Lead singer of Alice in Chains dead at 34

Bryan Beall

Layne Staley, lead singer of Alice in Chains, was found dead in his apartment last Friday.

His body was badly decomposed and heroin paraphernalia was scattered nearby. He died as he had lived, alone, completely enraptured in a drug that had hollowed out his eyes and stripped the muscle from his bones.

Unlike Kurt Cobain, who killed himself at Nirvana’s commercial peak, the notoriously reclusive Staley was forgotten in recent years, like a used syringe littered in an alley.

Alice in Chains had not released an official album since 1995’s self-titled offering, and had not toured since 1992.

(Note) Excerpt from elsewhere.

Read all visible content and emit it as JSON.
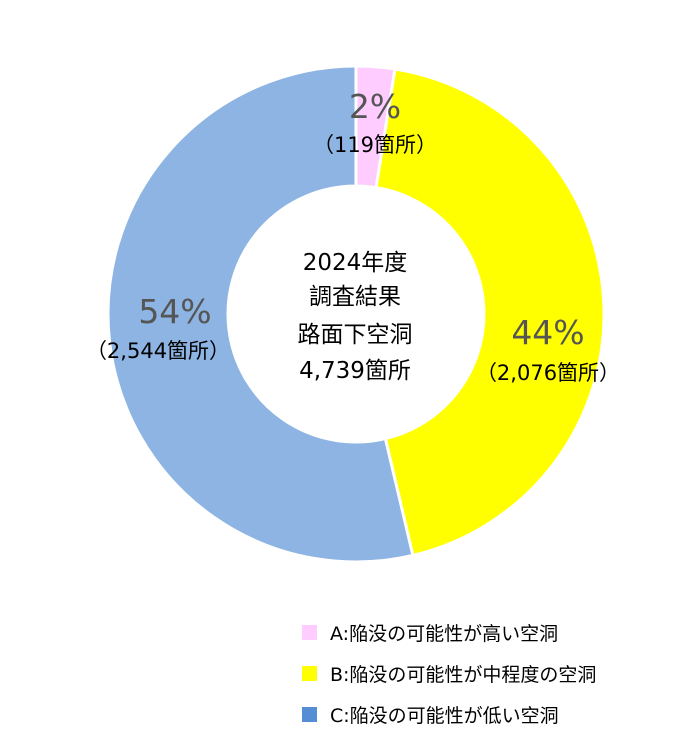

Still, Staley’s death was tragic, the final blow to a Seattle music scene that was disassembled one band at a time.

In the late 1980s, Andrew Wood of Seattle’s preeminent grunge group, Mother Love Bone, died of an overdose, and Cobain followed suit in 1994. Soundgarden broke up in 1998, an album removed from their commercial heyday. Mudhoney, a group that was never popular in the MTV sense, quietly fell off the map. Only Pearl Jam remains, a diluted representation of their former selves and the once blistering Seattle scene as a whole.

Contrary to the lack of attention Staley’s death garnered, in most instances little more than a short news clip or a sidebar paragraph in a newspaper, Alice in Chains was one of the best rock groups ever.

In 1989, the group plunged into metal’s mainstream with “Facelift,” an album that featured their greatest hit Man in the Box. “Sap,” an acoustic four-track EP followed. Although it was short, “Sap” was a complete artistic statement: melodic, intricate and subtle, unlike anything ever released by a hard rock group.

The group reached what many consider to be their pinnacle with 1992’s “Dirt,” an album on which Staley’s addiction became the primary creative outlet. Staley’s deep, rich voice, snarling on one track, strangely vulnerable on the next, was perfectly utilized on the album. Many of his lyrics sound sadly prophetic in retrospect. On Sickman Staley sang, “Ah, what’s the difference, I’ll die. What the hell am I? A leper from inside.”

In 1994 “Jar of Flies,” a seven track masterpiece recorded in a little more than a week. The album was the only EP to ever debut at No. 1 on the Billboard chart, and for good reason. The interplay between acoustic and electric guitars coupled with Staley’s incomparable vocals made every track distinctive. The six minutes and 56 seconds of Rotten Apple in particular, on which Staley’s multitracked vocal harmonies are layered to sound like a swarm of hornets, may be the best song the group ever recorded.

In recent years, the group’s output trailed off noticeably, usually little more than commercially-intended repackaging of the band’s seminal work. Still, 1996’s MTV unplugged appearance was flawless, if not a premature funeral viewing of Staley, who wore a long-sleeved shirt to cover up track marks and looked noticeably sick.

We are left with generic facsimiles of Alice in Chains, bands like Godsmack and System of a Down who steal from the group’s commercial appeal while ignoring the group’s emotional depth.

Another rock star is dead too young, his eulogy a collection of songs that defined a generation of teenage angst.